Reposting this one because it's April 1st and because it has one of my favorite titles
West Coast Stat Views (on Observational Epidemiology and more) 2025-04-01
We haven't had much occasion to mock the education reform movement recently (Michelle Rhee hasn't had many feature stories lately). Fortunately, we can always count on McKinsey and Company for new material.
Tuesday, April 1, 2014
Being a management consultant who does not suffer fools is like being an EMT who faints at the sight of blood
An April 1st post on foolishness.
There are other powerful players (particularly when it comes to
funding), but when it comes to its intellectual framework, the education
reform movement is very much a product of the world of management
consultants with its reliance on Taylorism,
MBA thinking and CEO worship.

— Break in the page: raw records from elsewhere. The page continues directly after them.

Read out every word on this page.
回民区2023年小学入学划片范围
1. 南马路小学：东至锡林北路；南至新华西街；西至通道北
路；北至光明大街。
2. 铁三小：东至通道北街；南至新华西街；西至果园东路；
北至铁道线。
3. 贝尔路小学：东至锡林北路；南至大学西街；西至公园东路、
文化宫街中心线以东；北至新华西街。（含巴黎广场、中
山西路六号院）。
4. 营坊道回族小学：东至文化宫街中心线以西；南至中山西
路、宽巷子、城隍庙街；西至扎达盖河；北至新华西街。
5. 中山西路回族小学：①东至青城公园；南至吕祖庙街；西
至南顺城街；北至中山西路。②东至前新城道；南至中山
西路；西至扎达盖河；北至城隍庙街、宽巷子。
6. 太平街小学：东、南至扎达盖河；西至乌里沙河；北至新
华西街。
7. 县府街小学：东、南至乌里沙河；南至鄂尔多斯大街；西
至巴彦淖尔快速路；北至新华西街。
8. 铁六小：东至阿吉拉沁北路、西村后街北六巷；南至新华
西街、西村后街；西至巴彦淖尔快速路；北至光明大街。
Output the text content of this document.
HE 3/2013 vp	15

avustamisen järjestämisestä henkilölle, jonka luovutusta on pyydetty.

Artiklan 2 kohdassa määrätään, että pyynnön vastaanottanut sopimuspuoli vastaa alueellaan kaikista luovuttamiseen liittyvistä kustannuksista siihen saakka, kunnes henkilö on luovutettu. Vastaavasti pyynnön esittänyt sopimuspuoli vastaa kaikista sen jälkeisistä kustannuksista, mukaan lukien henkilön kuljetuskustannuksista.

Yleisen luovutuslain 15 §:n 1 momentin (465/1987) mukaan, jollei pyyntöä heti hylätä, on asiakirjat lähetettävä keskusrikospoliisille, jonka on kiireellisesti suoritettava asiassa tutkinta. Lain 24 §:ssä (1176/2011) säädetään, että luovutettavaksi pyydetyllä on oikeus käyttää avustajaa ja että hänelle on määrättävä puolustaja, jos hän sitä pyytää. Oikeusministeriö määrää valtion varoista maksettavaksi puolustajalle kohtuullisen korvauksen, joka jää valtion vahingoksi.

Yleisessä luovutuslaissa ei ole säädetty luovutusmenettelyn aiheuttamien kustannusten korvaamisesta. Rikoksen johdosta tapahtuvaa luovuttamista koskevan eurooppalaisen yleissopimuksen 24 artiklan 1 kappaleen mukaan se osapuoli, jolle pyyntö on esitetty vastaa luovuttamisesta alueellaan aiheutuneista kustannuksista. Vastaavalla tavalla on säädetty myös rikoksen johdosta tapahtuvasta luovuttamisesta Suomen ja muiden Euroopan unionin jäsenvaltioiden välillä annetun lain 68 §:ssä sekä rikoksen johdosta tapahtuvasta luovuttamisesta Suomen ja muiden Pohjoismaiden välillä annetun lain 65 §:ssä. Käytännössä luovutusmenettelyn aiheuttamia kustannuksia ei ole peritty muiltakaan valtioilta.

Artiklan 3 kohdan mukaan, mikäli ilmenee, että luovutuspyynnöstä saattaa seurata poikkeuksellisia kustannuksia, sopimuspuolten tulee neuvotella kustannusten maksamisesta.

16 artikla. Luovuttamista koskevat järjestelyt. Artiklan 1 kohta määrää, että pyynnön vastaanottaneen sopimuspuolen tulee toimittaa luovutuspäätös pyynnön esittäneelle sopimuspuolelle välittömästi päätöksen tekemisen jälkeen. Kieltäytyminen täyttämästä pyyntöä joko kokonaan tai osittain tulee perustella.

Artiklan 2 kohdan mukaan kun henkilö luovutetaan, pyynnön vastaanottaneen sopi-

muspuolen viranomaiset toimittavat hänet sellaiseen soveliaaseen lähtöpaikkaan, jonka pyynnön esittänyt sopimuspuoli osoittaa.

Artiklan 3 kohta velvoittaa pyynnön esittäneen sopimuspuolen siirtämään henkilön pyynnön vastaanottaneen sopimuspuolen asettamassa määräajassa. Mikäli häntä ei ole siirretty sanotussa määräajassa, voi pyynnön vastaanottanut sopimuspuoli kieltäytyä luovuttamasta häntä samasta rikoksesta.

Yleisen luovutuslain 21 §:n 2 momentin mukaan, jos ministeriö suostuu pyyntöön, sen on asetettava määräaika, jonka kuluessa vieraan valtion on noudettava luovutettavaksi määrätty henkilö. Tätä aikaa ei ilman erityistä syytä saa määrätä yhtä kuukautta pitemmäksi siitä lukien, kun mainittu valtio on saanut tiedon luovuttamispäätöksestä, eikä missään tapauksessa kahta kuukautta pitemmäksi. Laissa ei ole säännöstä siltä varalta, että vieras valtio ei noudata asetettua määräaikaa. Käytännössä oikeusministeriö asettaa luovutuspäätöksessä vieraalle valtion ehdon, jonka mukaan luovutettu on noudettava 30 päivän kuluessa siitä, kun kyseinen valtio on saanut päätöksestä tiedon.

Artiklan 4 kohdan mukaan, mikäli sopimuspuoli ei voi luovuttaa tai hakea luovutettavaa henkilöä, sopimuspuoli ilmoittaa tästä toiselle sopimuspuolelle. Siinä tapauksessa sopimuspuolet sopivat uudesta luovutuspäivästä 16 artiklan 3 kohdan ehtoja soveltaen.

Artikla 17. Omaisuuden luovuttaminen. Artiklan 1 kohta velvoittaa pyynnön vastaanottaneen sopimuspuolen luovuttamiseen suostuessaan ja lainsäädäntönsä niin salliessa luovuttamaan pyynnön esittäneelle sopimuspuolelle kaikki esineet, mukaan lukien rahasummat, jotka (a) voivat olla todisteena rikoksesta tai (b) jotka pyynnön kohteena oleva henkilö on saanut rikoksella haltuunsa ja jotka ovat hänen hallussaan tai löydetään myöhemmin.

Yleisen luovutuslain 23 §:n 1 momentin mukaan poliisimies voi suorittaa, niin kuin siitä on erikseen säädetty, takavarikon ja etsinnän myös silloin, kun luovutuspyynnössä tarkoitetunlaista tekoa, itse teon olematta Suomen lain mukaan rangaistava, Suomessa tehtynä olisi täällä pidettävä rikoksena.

This is never more true than with David
Coleman. Coleman is arguably the most powerful figure in American
education despite having no significant background in either teaching or
statistics. His only relevant experience is as a consultant for
McKinsey & Company.
Companies like McKinsey spend a great deal off their time trying to
convince C-level executive to gamble on trendy and expensive "business
solutions" that are usually unsupported by solid evidence and are often
the butt of running jokes in recent Dilbert cartoons. While it may be
going too far to call fools the target market of these pitches, they
certainly constitute an incredibly valuable segment.

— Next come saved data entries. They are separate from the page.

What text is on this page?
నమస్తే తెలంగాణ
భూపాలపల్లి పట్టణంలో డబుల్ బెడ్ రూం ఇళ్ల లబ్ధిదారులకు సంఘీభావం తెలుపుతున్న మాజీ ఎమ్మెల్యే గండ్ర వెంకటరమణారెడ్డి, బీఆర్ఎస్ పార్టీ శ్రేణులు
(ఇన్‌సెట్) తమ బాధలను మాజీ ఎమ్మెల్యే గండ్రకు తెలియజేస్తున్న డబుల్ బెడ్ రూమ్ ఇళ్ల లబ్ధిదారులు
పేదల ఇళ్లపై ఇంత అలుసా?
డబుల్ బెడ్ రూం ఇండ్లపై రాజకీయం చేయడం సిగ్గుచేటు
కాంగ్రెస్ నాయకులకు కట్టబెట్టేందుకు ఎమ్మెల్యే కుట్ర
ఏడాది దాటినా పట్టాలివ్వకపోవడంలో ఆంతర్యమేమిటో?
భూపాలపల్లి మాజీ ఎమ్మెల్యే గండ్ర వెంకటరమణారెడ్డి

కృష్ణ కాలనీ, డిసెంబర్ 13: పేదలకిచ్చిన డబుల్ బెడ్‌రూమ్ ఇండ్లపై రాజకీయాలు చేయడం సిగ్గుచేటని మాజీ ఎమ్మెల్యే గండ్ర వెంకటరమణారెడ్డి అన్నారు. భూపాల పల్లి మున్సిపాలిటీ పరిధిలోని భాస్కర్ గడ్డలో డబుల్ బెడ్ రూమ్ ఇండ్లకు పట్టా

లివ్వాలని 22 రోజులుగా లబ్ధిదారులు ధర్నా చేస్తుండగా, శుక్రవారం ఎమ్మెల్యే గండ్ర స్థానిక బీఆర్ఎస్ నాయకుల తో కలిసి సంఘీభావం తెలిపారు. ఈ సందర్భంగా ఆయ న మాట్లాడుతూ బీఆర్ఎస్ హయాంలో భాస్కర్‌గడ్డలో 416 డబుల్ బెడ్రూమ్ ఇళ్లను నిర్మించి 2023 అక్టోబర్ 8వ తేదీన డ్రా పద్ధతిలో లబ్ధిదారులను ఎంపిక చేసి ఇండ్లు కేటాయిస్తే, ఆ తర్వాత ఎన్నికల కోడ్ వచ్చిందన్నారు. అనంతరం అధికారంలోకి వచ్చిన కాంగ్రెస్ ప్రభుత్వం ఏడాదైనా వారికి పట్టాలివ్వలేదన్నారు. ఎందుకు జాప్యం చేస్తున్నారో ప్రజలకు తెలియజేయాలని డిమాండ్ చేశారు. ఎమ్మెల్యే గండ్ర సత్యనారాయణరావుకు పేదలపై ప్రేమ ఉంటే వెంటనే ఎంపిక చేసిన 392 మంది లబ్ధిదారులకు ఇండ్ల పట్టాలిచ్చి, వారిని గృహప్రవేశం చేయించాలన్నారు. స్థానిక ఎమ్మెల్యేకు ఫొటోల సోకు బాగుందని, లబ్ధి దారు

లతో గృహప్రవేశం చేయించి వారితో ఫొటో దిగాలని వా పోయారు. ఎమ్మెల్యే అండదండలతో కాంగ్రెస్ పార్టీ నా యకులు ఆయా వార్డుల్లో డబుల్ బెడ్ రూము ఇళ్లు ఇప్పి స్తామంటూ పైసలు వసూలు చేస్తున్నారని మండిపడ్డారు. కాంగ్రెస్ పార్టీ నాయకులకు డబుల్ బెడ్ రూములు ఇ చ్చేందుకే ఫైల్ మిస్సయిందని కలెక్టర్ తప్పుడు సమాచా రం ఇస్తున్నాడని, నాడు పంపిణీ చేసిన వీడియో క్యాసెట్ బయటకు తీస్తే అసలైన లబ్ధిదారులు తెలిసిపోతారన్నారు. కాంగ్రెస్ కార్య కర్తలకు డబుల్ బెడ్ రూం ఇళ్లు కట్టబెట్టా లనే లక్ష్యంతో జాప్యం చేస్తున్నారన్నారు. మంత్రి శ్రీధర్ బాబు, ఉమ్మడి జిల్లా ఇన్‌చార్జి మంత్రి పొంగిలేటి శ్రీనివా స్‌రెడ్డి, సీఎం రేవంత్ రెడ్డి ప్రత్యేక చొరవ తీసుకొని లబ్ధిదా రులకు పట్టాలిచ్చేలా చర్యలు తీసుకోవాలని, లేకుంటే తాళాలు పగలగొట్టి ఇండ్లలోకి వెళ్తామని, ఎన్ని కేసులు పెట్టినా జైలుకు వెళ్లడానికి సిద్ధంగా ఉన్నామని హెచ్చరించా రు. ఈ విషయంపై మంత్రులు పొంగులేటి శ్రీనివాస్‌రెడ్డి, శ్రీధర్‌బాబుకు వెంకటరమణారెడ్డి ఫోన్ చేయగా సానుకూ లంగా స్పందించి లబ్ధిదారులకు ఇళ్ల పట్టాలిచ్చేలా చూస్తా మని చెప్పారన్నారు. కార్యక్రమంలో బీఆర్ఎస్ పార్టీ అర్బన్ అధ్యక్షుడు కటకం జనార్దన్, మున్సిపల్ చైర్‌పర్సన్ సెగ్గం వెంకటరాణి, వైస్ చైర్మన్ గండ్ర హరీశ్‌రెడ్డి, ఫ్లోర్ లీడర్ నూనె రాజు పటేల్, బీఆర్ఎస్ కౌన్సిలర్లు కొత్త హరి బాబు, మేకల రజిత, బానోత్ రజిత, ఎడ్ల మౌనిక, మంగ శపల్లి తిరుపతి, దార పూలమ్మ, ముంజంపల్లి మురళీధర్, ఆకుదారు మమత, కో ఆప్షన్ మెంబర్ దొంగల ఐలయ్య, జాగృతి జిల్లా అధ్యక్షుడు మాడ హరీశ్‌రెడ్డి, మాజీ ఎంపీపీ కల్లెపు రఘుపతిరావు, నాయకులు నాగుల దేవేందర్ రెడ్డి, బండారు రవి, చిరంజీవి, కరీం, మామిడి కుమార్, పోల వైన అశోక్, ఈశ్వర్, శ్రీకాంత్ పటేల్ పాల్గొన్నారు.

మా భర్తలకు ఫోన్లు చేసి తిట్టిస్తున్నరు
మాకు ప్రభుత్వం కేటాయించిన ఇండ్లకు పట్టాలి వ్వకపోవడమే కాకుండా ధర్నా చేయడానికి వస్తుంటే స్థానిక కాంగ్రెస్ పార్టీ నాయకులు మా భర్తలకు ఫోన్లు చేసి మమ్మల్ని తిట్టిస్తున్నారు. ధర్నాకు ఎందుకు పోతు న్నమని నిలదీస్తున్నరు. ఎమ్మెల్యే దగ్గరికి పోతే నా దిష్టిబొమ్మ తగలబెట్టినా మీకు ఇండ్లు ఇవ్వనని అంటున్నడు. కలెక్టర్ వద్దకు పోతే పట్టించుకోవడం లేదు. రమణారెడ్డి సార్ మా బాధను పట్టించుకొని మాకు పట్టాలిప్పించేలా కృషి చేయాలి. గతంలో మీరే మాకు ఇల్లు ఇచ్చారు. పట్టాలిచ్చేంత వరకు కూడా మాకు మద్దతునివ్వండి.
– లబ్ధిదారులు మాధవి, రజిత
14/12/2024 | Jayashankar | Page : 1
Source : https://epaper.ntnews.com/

Fools tend to be easily impressed by invocations of data (even in the
form of meaningless phrases like 'data-driven'), they are less likely to
ask hard questions (nothing takes the air out of a proposal faster than
having to explain the subtle difference between your current proposal
and the advice you gave SwissAir or AOL Time Warner),
and fools are always open to the idea of a simple solution to all their
problems which everyone else in the industry had somehow missed. Not
suffering fools gladly would have made for a very short career for
Coleman at McKinsey.
When [David] Coleman attended Stuyvesant High in Manhattan, he was a member of the championship debate team, and the urge to overpower with evidence — and his unwillingness to suffer fools — is right there on the surface when you talk with him.Todd Balf writing in the New York Times Magazine Andrew Gelman has already commented on the way Balf builds his narrative around Coleman ( "In Balf’s article, College Board president David Coleman is the hero and so everything about him has to be good and everything he’s changed has to have been bad.") and the not suffering fools quote certainly illustrates Gelman's point, but it also illustrates a more important concern: the disconnect between the culture of the education reform movement and the way it's perceived in most of the media. (Though not directly relevant to the main point of this post, it is worth noting that the implied example that follows the line about not suffering fools is a description of Coleman rudely dismissing those who disagree with his rather controversial belief that improvement in writing skills acquired through composing essays doesn't transfer to improvements in writing in a professional context.)